CVE-2025-57800 is a critical vulnerability affecting the open-source self-hosted audiobook server Audiobookshelf, specifically versions 2.6.0 through 2.26.3. The issue arises from improper validation and restriction of redirect callback URLs during OpenID Connect (OIDC) authentication. An attacker can craft a malicious login link that causes the Audiobookshelf server to store an arbitrary callback URL in a cookie. After the victim authenticates, the server issues an HTTP 302 redirect to this attacker-controlled URL, appending sensitive OIDC tokens as query parameters. These tokens include access and ID tokens that grant full access to the victim's account. Because these tokens are exposed in the URL, they can be leaked through browser history, Referer headers, and server logs, significantly increasing the risk of compromise. An attacker who obtains these tokens can perform a full account takeover, including creating persistent administrator accounts if the victim has admin privileges. This vulnerability does not require any misconfiguration on the Identity Provider (IdP) side, making all Audiobookshelf deployments using OIDC authentication vulnerable. The flaw involves multiple CWE categories: CWE-523 (Unprotected Transport of Credentials), CWE-598 (Information Exposure), and CWE-601 (Open Redirect). The vulnerability has a CVSS v3.1 score of 8.8 (high severity), reflecting its network attack vector, low attack complexity, no privileges required, but requiring user interaction (victim must click the malicious link). The issue was publicly disclosed on August 22, 2025, and fixed in version 2.28.0. No known workarounds exist, and no exploits have been observed in the wild yet.
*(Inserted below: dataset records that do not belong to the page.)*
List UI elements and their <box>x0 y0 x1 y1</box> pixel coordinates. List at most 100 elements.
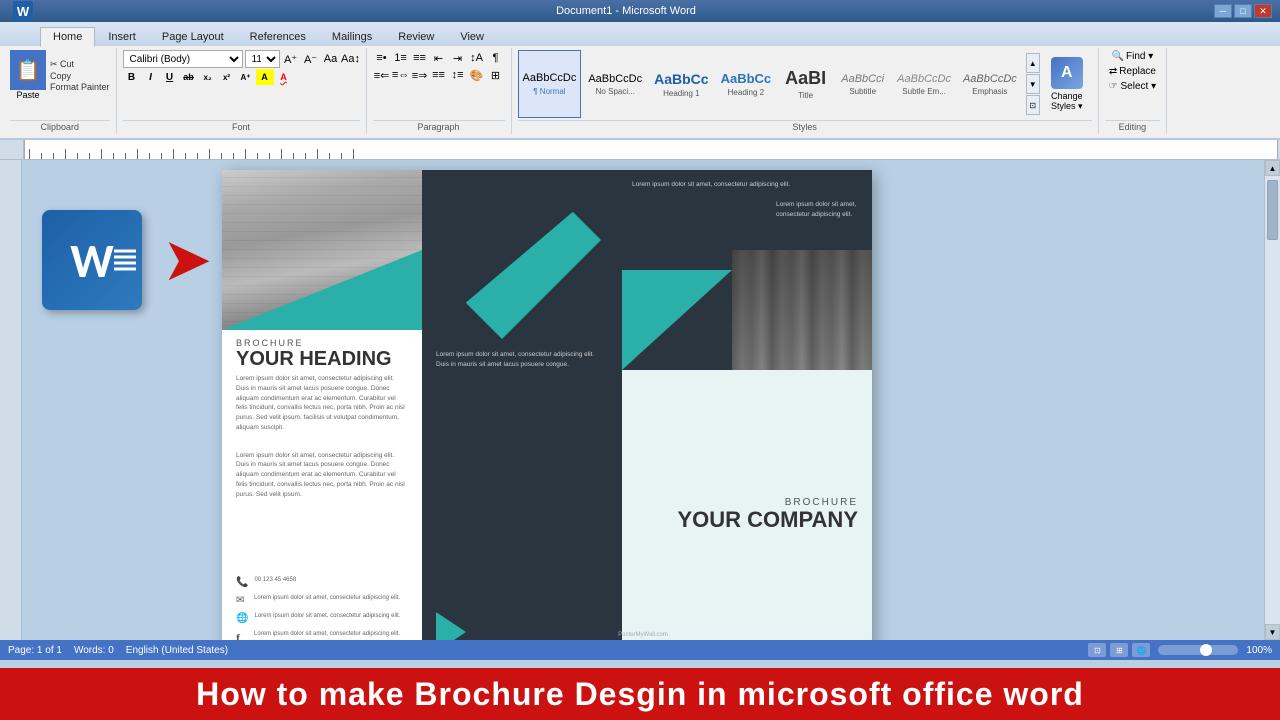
clipboard-group: 📋 Paste ✂ Cut Copy Format Painter Clipbo… <box>4 48 117 134</box>
style-subtitle-preview: AaBbCci <box>841 73 884 85</box>
zoom-thumb[interactable] <box>1200 644 1212 656</box>
full-screen-button[interactable]: ⊞ <box>1110 643 1128 657</box>
style-subtle-emphasis[interactable]: AaBbCcDc Subtle Em... <box>892 50 956 118</box>
brochure-left-heading: BROCHURE <box>236 338 408 348</box>
bullets-button[interactable]: ≡• <box>373 50 391 66</box>
style-normal[interactable]: AaBbCcDc ¶ Normal <box>518 50 582 118</box>
styles-scroll-down[interactable]: ▼ <box>1026 74 1040 94</box>
replace-button[interactable]: ⇄ Replace <box>1105 65 1160 78</box>
show-para-button[interactable]: ¶ <box>487 50 505 66</box>
format-painter-button[interactable]: Format Painter <box>50 82 110 92</box>
style-heading2[interactable]: AaBbCc Heading 2 <box>716 50 777 118</box>
multilevel-button[interactable]: ≡≡ <box>411 50 429 66</box>
bottom-banner: How to make Brochure Desgin in microsoft… <box>0 668 1280 720</box>
shrink-font-button[interactable]: A⁻ <box>302 51 320 67</box>
paste-label: Paste <box>16 90 39 100</box>
tab-home[interactable]: Home <box>40 27 95 47</box>
brochure-left-title: YOUR HEADING <box>236 348 408 370</box>
font-color-button[interactable]: A <box>275 69 293 85</box>
scroll-track[interactable] <box>1265 176 1280 624</box>
tab-insert[interactable]: Insert <box>95 27 149 46</box>
brochure-left-text: BROCHURE YOUR HEADING Lorem ipsum dolor … <box>222 330 422 441</box>
word-logo-area: W ➤ <box>42 210 212 310</box>
brochure-body-text2: Lorem ipsum dolor sit amet, consectetur … <box>236 451 408 500</box>
style-no-spacing[interactable]: AaBbCcDc No Spaci... <box>583 50 647 118</box>
style-heading2-preview: AaBbCc <box>721 71 772 86</box>
tab-references[interactable]: References <box>237 27 319 46</box>
lorem-side-text: Lorem ipsum dolor sit amet, consectetur … <box>776 200 866 220</box>
sort-button[interactable]: ↕A <box>468 50 486 66</box>
shading-button[interactable]: 🎨 <box>468 67 486 83</box>
change-case-button[interactable]: Aa↕ <box>342 51 360 67</box>
justify-button[interactable]: ≡≡ <box>430 67 448 83</box>
editing-group: 🔍 Find ▾ ⇄ Replace ☞ Select ▾ Editing <box>1099 48 1167 134</box>
style-heading1[interactable]: AaBbCc Heading 1 <box>649 50 713 118</box>
align-center-button[interactable]: ≡⇔ <box>392 67 410 83</box>
scroll-down-button[interactable]: ▼ <box>1265 624 1280 640</box>
contact-website: 🌐 Lorem ipsum dolor sit amet, consectetu… <box>236 612 408 624</box>
styles-scroll-up[interactable]: ▲ <box>1026 53 1040 73</box>
brochure-middle-panel: Lorem ipsum dolor sit amet, consectetur … <box>422 170 622 640</box>
text-effects-button[interactable]: A⁺ <box>237 69 255 85</box>
style-emphasis[interactable]: AaBbCcDc Emphasis <box>958 50 1022 118</box>
change-styles-button[interactable]: A ChangeStyles ▾ <box>1042 52 1092 117</box>
brochure-middle-top <box>422 170 622 340</box>
font-size-select[interactable]: 11 <box>245 50 280 68</box>
styles-label: Styles <box>518 120 1092 132</box>
styles-more-button[interactable]: ⊡ <box>1026 95 1040 115</box>
style-subtitle[interactable]: AaBbCci Subtitle <box>835 50 890 118</box>
style-no-spacing-preview: AaBbCcDc <box>588 73 642 85</box>
superscript-button[interactable]: x² <box>218 69 236 85</box>
change-styles-icon: A <box>1051 57 1083 89</box>
tab-page-layout[interactable]: Page Layout <box>149 27 237 46</box>
brochure-right-top: Lorem ipsum dolor sit amet, consectetur … <box>622 170 872 370</box>
maximize-button[interactable]: □ <box>1234 4 1252 18</box>
style-subtle-em-preview: AaBbCcDc <box>897 73 951 85</box>
word-icon: W <box>42 210 142 310</box>
print-layout-button[interactable]: ⊡ <box>1088 643 1106 657</box>
phone-text: 00 123 45 4658 <box>254 576 296 584</box>
strikethrough-button[interactable]: ab <box>180 69 198 85</box>
tab-mailings[interactable]: Mailings <box>319 27 385 46</box>
paste-button[interactable]: 📋 Paste <box>10 50 46 100</box>
vertical-scrollbar[interactable]: ▲ ▼ <box>1264 160 1280 640</box>
numbering-button[interactable]: 1≡ <box>392 50 410 66</box>
zoom-slider[interactable] <box>1158 645 1238 655</box>
brochure-preview: BROCHURE YOUR HEADING Lorem ipsum dolor … <box>222 170 872 640</box>
scroll-thumb[interactable] <box>1267 180 1278 240</box>
select-button[interactable]: ☞ Select ▾ <box>1105 80 1160 93</box>
align-left-button[interactable]: ≡⇐ <box>373 67 391 83</box>
brochure-contact: 📞 00 123 45 4658 ✉ Lorem ipsum dolor sit… <box>222 568 422 640</box>
line-spacing-button[interactable]: ↕≡ <box>449 67 467 83</box>
view-buttons: ⊡ ⊞ 🌐 <box>1088 643 1150 657</box>
underline-button[interactable]: U <box>161 69 179 85</box>
font-name-select[interactable]: Calibri (Body) <box>123 50 243 68</box>
bold-button[interactable]: B <box>123 69 141 85</box>
clipboard-label: Clipboard <box>10 120 110 132</box>
copy-button[interactable]: Copy <box>50 71 110 81</box>
style-title[interactable]: AaBI Title <box>778 50 833 118</box>
clear-format-button[interactable]: Aa <box>322 51 340 67</box>
borders-button[interactable]: ⊞ <box>487 67 505 83</box>
increase-indent-button[interactable]: ⇥ <box>449 50 467 66</box>
web-layout-button[interactable]: 🌐 <box>1132 643 1150 657</box>
grow-font-button[interactable]: A⁺ <box>282 51 300 67</box>
minimize-button[interactable]: ─ <box>1214 4 1232 18</box>
document-area: W ➤ <box>22 160 1264 640</box>
find-button[interactable]: 🔍 Find ▾ <box>1108 50 1158 63</box>
decrease-indent-button[interactable]: ⇤ <box>430 50 448 66</box>
close-button[interactable]: ✕ <box>1254 4 1272 18</box>
select-label: ☞ Select ▾ <box>1109 81 1156 92</box>
brochure-left-body2: Lorem ipsum dolor sit amet, consectetur … <box>222 441 422 506</box>
scroll-up-button[interactable]: ▲ <box>1265 160 1280 176</box>
tab-review[interactable]: Review <box>385 27 447 46</box>
italic-button[interactable]: I <box>142 69 160 85</box>
cut-button[interactable]: ✂ Cut <box>50 59 110 70</box>
subscript-button[interactable]: x₂ <box>199 69 217 85</box>
highlight-button[interactable]: A <box>256 69 274 85</box>
style-title-preview: AaBI <box>785 68 826 89</box>
editing-label: Editing <box>1105 120 1160 132</box>
font-label: Font <box>123 120 360 132</box>
tab-view[interactable]: View <box>447 27 497 46</box>
align-right-button[interactable]: ≡⇒ <box>411 67 429 83</box>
For European organizations using Audiobookshelf with OIDC authentication, this vulnerability poses a significant risk of account compromise and unauthorized administrative access. Audiobookshelf is often deployed in self-hosted environments, including educational institutions, libraries, and media organizations that manage audiobook collections. A successful exploitation could lead to unauthorized data access, manipulation, or deletion of audiobook content, disruption of service availability, and potential lateral movement within the organization's network if the compromised account has elevated privileges. The exposure of OIDC tokens also risks broader identity compromise if tokens are reused or linked to other services. Given the tokens are leaked via URLs, browser history, and logs, forensic investigation and remediation become more complex. The lack of required IdP misconfiguration means organizations cannot rely on IdP settings to mitigate this risk, increasing the urgency to update Audiobookshelf. The impact extends beyond confidentiality to integrity and availability, as attackers can create persistent admin users, potentially locking out legitimate administrators or injecting malicious content. This could also damage organizational reputation and violate data protection regulations such as GDPR if personal data is accessed or exposed.

The primary mitigation is to upgrade Audiobookshelf to version 2.28.0 or later, where the vulnerability is fixed by properly validating and restricting redirect callback URLs during OIDC authentication. Organizations should prioritize this update in their patch management cycles. Until the update is applied, organizations should restrict access to the Audiobookshelf server to trusted networks and users to reduce exposure to malicious login links. Implementing strict Content Security Policies (CSP) and monitoring HTTP logs for unusual redirect patterns or unexpected 302 responses can help detect exploitation attempts. Additionally, organizations should educate users about the risks of clicking unsolicited login links and encourage the use of multi-factor authentication (MFA) where possible to reduce the impact of token theft. Reviewing and rotating OIDC tokens and credentials after patching can help invalidate any stolen tokens. Logging and monitoring should be enhanced to detect suspicious account activities, such as unexpected admin user creation. Finally, organizations should audit their OIDC configurations and ensure that tokens are never exposed in URLs or logs in other integrated systems.